Peters’s campaign fired back.
“A young man I had never met before reached out to me saying he'd been sexually assaulted and threatened by Carl DeMaio. I was concerned about his welfare and went to the police who thanked me for doing the right thing and asked for my continued cooperation, which I provided,” Peters campaign manager MaryAnne Pintar said in a statement. “As much as Carl DeMaio wants to lay this on others, the facts are that these accusations were not made by me, but by two of Carl’s own former Republican staff who looked up to him and called him a hero. This matter is now in the hands of the FBI.”
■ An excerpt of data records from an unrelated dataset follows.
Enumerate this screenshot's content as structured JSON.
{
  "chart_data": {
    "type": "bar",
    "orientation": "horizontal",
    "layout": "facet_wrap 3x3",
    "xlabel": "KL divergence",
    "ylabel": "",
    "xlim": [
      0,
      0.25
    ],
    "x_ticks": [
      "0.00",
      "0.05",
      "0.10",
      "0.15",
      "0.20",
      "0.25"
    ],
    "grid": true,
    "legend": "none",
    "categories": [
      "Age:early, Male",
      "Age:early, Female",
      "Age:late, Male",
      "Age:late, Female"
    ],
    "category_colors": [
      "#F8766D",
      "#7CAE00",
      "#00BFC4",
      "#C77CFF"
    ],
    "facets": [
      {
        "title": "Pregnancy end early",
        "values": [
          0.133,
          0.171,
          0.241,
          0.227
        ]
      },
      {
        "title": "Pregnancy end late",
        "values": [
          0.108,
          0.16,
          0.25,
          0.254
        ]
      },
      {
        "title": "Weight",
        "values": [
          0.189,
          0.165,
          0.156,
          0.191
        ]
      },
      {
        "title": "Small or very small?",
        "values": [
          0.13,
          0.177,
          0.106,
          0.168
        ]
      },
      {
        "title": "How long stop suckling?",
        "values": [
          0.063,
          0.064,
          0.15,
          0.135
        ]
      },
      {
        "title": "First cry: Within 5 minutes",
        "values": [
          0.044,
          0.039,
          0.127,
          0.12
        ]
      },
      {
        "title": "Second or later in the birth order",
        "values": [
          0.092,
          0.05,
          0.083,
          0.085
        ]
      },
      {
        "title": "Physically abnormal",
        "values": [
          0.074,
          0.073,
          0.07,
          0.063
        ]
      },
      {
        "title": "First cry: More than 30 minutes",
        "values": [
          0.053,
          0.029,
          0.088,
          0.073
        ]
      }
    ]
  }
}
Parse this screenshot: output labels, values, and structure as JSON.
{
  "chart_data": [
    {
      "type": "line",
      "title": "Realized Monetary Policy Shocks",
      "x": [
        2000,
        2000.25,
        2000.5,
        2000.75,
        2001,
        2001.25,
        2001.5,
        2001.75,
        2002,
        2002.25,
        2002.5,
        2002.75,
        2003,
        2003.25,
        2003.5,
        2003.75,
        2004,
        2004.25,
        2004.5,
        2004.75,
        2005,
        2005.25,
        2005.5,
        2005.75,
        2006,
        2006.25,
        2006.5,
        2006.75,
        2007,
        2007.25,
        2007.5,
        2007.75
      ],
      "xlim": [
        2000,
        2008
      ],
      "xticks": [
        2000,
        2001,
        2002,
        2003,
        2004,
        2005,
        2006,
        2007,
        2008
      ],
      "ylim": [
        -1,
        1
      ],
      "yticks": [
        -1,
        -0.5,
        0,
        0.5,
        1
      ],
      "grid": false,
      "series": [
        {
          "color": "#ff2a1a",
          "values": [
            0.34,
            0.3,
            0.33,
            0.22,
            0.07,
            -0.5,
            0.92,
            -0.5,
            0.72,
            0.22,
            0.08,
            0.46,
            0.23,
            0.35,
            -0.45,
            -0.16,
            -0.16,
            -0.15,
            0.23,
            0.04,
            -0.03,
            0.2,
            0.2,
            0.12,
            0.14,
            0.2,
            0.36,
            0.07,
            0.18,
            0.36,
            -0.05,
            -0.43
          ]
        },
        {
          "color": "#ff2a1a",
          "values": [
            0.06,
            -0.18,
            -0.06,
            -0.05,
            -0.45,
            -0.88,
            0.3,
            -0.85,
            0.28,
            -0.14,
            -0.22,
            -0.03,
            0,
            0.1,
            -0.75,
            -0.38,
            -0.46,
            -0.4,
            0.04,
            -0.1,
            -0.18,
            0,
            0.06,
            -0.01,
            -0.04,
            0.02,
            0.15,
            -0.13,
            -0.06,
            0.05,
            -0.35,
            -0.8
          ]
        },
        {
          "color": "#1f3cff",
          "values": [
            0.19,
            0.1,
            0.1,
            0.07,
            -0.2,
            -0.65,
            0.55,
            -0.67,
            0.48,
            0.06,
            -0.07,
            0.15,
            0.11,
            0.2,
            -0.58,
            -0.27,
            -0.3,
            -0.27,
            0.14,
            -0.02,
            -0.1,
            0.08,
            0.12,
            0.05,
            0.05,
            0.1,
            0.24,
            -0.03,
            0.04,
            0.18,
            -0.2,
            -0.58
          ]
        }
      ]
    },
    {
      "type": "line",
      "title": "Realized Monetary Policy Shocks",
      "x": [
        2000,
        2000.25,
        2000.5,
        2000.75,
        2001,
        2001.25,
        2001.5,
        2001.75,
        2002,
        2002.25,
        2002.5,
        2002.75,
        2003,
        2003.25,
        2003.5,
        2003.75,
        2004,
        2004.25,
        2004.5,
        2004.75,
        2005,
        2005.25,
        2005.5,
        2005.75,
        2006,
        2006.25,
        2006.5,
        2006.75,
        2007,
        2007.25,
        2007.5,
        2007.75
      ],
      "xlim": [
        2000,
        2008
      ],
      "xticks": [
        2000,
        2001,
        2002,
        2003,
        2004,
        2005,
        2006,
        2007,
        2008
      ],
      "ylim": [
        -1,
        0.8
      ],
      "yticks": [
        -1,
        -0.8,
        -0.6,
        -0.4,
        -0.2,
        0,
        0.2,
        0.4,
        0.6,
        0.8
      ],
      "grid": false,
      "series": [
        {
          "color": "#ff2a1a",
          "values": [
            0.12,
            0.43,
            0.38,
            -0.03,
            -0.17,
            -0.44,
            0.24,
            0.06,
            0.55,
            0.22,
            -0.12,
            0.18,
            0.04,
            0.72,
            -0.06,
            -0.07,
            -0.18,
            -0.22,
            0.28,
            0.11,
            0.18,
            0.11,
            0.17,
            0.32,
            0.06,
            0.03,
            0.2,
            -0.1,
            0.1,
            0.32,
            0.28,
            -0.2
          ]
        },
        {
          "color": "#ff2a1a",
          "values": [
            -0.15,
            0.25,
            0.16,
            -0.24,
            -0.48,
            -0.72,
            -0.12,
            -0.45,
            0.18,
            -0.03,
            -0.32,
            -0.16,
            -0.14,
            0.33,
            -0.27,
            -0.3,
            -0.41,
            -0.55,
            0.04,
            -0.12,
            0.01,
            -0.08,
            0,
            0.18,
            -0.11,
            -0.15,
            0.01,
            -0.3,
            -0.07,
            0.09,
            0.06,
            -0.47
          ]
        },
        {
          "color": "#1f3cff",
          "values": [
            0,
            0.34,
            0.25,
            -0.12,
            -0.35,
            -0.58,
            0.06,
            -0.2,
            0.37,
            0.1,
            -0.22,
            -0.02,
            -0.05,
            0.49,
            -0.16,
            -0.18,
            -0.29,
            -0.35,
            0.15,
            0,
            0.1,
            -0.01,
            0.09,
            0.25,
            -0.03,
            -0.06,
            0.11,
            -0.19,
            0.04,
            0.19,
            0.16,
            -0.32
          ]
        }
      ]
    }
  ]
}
Social conservatives are crowing about the results, saying they show the GOP rejects candidates who are too far to the center.
“No one can say in the DeMaio and Tisei races that social issues don't matter. They were defeated because of their positions on gay marriage and abortion. And [Oregon Senate candidate] Monica Wehby was too,” National Organization for Marriage President Brian Brown told The Hill. “The other side has had plenty of time to prove the 'abandon the social issues and you win' meme, they've spent over $1 billion on it, and they keep losing.”